Elements in the Chinese government are clearly emboldened by recent trends. The Global Times, a central government mouthpiece, recently ran an article stating that 92 percent of internet users think the South China Sea dispute will have to be resolved by force, suggesting that military action would be an attractive option for distracting from any eventual domestic troubles. A think tank subordinate to the PLA General Staff Department called this month for mounting a military campaign that would "strike at the arrogance of one or two small nations, realistically recover a few strategic islands and reefs, including with strikes against illegal oil wells." The decisive factor, in their view, was that the United States lacked the will to oppose military action. If not disabused of these notions, the PLA and others will continue to see opportunity where there is only danger.

To address these misconceptions, the U.S. must clarify its commitments to defending the South China Sea against aggression. At the same time, it must tread carefully to reduce to the greatest extent possible a Chinese backlash, while allowing space for Beijing to rein in those advocating confrontation.

The Defense Department should use the planned talks on maritime issues to convey America's resolve to maintain its presence in the South China Sea. Yet, because this issue is larger than just maritime incidents, these efforts must be followed by other measures. A high-profile public address from a top State or Defense Department official should explain American interests in the region -- including freedom of navigation through this vital part of the global commons, and the peaceful resolution of territorial disputes -- and reaffirm the United States' willingness to protect those interests. The U.S. should also strengthen security relationships with its Southeast Asian partners.

At the same time, the United States should make clear that it does not oppose China's legitimate presence in the area, and invite Chinese participation in a greater range of maritime security missions against piracy and proliferation. This combination of measures will bolster American deterrence while encouraging Chinese integration into a cooperative security architecture.

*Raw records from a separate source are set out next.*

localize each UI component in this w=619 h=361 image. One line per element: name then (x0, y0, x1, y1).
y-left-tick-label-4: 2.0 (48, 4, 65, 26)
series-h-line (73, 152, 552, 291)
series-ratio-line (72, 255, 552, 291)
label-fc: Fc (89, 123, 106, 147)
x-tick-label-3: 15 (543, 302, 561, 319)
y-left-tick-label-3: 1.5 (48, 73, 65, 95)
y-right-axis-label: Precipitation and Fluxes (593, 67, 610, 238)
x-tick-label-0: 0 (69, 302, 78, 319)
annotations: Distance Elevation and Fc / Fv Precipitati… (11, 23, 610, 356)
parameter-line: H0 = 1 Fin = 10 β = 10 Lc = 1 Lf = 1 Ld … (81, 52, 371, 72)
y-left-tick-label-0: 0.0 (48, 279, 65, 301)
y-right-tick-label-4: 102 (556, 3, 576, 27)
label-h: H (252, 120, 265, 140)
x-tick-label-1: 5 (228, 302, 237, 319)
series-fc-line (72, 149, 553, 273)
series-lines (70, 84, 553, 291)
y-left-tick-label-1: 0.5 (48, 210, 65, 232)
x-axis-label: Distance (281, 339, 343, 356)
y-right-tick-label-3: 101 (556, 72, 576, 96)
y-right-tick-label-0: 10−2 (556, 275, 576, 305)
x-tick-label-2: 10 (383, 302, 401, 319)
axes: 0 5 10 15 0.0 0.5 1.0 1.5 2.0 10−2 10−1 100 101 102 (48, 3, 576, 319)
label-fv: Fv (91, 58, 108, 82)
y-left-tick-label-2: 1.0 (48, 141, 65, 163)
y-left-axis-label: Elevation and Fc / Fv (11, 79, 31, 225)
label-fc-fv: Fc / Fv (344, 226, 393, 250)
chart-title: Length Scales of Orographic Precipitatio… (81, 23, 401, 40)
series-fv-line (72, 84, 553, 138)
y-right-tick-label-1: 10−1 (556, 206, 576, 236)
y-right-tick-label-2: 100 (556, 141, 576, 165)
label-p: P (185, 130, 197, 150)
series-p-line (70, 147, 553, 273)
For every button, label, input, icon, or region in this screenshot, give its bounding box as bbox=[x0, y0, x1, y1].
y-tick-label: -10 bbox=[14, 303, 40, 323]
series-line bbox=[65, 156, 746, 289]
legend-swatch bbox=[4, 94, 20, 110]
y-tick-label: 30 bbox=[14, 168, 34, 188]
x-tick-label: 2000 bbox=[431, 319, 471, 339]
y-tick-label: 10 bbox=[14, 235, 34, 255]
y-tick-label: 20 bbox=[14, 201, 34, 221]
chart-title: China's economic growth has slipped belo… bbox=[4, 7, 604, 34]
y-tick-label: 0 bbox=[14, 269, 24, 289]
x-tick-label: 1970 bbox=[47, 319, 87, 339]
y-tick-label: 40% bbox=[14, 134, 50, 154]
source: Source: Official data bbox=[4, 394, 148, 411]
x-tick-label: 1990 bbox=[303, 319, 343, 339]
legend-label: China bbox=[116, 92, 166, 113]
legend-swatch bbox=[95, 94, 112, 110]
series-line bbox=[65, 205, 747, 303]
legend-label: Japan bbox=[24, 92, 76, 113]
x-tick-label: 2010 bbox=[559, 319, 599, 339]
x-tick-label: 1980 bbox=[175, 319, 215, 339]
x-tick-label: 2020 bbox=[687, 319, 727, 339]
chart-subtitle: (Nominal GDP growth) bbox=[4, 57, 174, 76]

Some in the U.S. may be uncomfortable bringing greater "strategic clarity" to this region. In coming decades, however, the PLA will gain the ability to project power to the farthest ends of the South China Sea. If the Chinese have not learned the limits of force and provocation before then, it will be difficult for strategic hedging not to evolve into containment.

**Micah Springut is a Joseph S. Nye, Jr. National Security Intern at the Center for a New American Security.